Alle Mädchen und Jungen sind nicht älter als 17 — und stellen solche Fragen. Und die sind ihnen so wichtig, dass sie hierher kommen. Das finde ich krass. Und ich freue mich für sie, dass sie hier den Raum haben, um darüber sprechen zu können. Ehrlich gesagt erinnert mich die Stimmung in diesem Gebetskreis ziemlich an den feministischen Lesekreis, den Freundinnen und ich vor wenigen Monaten gegründet haben. Als wir uns das erste Mal trafen, sprachen wir alle einfach drauf los, super schnell, es gibt viel zu sagen, jede etwas anderes, aber im geschützten Raum, weil wir wussten, der gleiche Kern ist uns wichtig. Und hier ist es auch so.
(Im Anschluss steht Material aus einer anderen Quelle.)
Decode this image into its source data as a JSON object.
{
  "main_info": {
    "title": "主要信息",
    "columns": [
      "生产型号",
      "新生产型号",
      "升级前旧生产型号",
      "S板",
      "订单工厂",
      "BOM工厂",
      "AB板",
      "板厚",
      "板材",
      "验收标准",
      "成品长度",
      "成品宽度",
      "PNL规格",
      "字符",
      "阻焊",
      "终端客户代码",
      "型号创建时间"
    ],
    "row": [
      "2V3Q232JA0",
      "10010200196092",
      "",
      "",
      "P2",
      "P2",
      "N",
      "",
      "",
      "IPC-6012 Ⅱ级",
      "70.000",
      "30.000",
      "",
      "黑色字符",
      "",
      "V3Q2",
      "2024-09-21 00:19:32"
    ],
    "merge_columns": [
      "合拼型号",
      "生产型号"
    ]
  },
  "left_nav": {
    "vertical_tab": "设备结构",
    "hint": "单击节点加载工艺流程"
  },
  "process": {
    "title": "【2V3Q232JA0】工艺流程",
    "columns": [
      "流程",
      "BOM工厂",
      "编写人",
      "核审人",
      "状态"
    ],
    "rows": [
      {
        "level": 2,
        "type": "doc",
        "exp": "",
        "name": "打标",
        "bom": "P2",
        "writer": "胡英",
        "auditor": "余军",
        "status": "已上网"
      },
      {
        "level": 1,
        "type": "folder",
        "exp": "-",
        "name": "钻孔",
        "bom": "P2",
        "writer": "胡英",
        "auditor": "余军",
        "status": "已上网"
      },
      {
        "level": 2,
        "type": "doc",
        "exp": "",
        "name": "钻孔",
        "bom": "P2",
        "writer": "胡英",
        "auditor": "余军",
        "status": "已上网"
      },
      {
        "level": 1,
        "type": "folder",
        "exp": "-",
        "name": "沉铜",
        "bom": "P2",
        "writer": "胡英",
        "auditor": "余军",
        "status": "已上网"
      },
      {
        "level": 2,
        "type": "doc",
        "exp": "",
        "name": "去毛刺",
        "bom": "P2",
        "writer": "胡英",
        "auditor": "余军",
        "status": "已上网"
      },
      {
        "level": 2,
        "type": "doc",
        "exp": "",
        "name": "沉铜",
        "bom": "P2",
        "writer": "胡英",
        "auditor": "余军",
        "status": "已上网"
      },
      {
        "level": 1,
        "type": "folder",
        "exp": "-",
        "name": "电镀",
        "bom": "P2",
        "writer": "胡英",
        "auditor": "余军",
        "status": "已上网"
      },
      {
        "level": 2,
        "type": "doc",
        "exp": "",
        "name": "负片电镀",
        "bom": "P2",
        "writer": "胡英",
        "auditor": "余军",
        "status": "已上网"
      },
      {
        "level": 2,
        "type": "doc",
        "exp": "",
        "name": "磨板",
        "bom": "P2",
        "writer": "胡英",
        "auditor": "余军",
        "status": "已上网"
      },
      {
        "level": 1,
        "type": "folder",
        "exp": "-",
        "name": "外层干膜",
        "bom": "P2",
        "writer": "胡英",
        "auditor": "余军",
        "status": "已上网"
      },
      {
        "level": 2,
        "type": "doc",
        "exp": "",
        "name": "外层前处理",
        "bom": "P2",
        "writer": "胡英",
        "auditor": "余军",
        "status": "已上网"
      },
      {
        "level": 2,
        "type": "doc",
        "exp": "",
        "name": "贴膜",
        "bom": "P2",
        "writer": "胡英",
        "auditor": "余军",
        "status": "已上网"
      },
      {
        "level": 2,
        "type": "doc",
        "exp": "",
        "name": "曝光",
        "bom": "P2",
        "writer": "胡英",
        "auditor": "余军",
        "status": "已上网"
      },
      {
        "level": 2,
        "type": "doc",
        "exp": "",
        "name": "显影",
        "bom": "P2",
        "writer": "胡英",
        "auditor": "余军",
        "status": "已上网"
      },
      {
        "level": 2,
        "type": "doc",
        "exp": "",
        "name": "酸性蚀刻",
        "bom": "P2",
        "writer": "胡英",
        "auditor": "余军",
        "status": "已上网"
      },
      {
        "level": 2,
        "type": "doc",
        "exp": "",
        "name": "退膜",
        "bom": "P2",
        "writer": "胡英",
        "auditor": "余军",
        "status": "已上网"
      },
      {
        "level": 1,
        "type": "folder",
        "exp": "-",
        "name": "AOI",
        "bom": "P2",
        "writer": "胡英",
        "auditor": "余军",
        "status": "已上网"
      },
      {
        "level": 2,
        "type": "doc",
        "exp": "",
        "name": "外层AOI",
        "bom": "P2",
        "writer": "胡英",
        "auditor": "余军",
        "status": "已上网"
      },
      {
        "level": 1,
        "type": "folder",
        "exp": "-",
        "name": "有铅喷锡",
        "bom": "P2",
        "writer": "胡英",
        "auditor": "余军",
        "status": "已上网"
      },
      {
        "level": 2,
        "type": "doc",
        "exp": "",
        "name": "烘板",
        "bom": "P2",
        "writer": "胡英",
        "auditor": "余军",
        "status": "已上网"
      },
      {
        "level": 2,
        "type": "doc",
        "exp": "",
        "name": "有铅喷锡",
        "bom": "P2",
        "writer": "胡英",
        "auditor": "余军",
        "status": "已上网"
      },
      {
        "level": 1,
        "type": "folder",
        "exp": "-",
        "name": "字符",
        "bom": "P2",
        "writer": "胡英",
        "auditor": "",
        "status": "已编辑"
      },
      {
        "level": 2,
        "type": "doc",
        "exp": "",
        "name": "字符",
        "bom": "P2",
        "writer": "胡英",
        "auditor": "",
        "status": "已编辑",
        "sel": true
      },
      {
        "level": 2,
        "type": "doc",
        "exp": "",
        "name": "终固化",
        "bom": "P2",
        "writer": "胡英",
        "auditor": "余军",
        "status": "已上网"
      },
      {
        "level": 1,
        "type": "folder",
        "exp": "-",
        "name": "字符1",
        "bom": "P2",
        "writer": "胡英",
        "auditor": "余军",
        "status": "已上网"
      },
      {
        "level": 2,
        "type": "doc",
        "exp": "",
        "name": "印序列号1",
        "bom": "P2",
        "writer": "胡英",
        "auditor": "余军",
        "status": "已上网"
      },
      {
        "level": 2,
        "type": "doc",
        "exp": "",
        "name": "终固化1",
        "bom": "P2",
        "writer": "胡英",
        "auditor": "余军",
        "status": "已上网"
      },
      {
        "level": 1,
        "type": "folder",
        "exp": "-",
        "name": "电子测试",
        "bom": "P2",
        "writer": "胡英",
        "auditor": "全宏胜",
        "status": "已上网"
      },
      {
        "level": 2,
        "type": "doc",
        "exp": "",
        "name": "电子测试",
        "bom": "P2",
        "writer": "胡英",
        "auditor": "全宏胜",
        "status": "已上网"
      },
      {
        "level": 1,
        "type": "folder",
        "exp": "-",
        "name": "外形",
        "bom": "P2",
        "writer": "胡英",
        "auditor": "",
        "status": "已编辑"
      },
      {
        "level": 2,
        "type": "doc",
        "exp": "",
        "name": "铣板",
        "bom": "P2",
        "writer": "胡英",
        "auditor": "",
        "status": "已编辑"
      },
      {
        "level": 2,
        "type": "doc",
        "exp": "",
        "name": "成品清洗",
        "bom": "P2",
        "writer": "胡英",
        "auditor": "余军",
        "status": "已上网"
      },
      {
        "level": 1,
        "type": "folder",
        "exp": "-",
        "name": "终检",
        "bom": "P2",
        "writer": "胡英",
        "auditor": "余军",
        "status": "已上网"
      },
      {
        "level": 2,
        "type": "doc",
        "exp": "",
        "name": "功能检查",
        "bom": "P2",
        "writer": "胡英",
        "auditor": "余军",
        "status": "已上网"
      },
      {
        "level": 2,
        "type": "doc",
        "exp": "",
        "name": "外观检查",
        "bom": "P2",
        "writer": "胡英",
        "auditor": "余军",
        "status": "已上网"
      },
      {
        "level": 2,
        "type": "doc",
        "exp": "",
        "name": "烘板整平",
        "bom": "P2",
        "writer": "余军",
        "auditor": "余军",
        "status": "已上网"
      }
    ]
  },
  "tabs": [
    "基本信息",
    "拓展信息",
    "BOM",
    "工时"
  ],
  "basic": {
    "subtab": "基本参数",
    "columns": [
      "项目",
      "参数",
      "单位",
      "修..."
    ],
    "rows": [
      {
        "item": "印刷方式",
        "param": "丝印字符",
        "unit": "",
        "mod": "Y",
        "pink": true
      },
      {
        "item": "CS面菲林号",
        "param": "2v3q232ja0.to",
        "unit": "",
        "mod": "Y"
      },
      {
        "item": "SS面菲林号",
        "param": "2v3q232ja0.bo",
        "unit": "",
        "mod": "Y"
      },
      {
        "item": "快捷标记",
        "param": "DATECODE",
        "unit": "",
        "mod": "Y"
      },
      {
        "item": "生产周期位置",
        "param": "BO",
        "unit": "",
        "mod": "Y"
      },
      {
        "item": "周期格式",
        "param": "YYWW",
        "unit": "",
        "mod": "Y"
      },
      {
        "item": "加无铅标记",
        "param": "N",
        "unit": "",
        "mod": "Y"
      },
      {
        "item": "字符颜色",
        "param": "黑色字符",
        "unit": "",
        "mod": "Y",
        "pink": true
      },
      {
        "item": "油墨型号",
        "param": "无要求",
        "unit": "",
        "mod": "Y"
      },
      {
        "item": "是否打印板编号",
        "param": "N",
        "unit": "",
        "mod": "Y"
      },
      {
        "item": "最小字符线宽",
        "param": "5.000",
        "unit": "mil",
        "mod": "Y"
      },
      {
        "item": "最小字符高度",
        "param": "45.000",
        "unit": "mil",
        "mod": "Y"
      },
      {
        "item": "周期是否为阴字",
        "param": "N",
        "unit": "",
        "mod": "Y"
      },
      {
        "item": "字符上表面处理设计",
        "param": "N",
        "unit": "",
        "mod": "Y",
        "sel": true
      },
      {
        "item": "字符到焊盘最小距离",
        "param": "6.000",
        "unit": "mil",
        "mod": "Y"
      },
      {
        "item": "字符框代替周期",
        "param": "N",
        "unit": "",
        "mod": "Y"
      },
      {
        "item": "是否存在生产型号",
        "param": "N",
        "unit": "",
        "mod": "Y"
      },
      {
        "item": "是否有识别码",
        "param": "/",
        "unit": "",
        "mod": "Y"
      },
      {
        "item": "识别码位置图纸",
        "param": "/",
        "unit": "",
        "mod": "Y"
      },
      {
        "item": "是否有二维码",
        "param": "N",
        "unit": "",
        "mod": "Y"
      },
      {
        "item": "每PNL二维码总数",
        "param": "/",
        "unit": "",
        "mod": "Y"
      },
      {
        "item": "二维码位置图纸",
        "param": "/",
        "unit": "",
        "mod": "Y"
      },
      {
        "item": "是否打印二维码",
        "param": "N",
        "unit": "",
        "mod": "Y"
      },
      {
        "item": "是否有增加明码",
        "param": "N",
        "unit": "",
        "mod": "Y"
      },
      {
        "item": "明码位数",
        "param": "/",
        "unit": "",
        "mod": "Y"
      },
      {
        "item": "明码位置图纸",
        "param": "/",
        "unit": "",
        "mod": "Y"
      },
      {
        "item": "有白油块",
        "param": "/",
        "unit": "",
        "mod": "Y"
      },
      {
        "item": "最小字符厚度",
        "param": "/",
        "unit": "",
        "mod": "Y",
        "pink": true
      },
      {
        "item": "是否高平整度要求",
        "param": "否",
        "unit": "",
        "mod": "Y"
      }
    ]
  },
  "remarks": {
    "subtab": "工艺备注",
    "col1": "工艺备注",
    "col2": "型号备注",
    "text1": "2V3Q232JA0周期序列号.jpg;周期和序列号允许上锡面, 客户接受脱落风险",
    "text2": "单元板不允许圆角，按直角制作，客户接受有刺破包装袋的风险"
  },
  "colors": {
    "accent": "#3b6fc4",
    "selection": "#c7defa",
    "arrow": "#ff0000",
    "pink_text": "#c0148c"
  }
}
Die Stimmung ist gelöst.

Und als ich da zwischen den Jugendlichen sitze, freue ich mich für Franziskus, dem so wichtig ist, seine Erkenntnis weiterzugeben — und der damit hier auf Resonanz gestoßen ist. Das hätte ich nicht unbedingt erwartet. Jetzt hat er diesen Raum geschaffen, in dem die Erkenntnis geteilt und geschützt wird.

Auf ewig Hardcore

Der Priester und ich — mittlerweile ist es komisch, ihn „Priester“ zu nennen — haben jetzt noch zwei Monate miteinander. Das große Ereignis, das Franziskus und mir noch bevorsteht, ist Ostern. Darauf bin ich gespannt, Franziskus machte mir jetzt schon klar, wie wichtig ihm ist, dass ich die ganze Dramaturgie auch mitbekomme und verstehe. Katholisch aufgewachsene Freunde von mir meinten, Ostern sei „Hardcore“. Ich war Weihnachten in drei Messen und war, ich gestehe, sehr gerührt. Jetzt eben Ostern, auf ewig Hardcore.

Auch solche Bilder gehören zu einem Rückblick — Hardcore auf Pilgerreise beim Weltjugendtag

Danach wird Franziskus den Blog lesen — wird lesen, was ich in den vergangenen Monaten über ihn, mich, uns geschrieben habe. Bisher hat er noch nicht ein einziges Mal irgendetwas von mir gelesen, auch keine anderen Artikel, ganz bewusst. Es kommt mir jetzt schon vor, als würde er dann mein Tagebuch lesen — mein allen Anderen zugängliches Tagebuch. Auch das hier wird er lesen. Also was bleibt zu sagen, außer: liebe Grüße!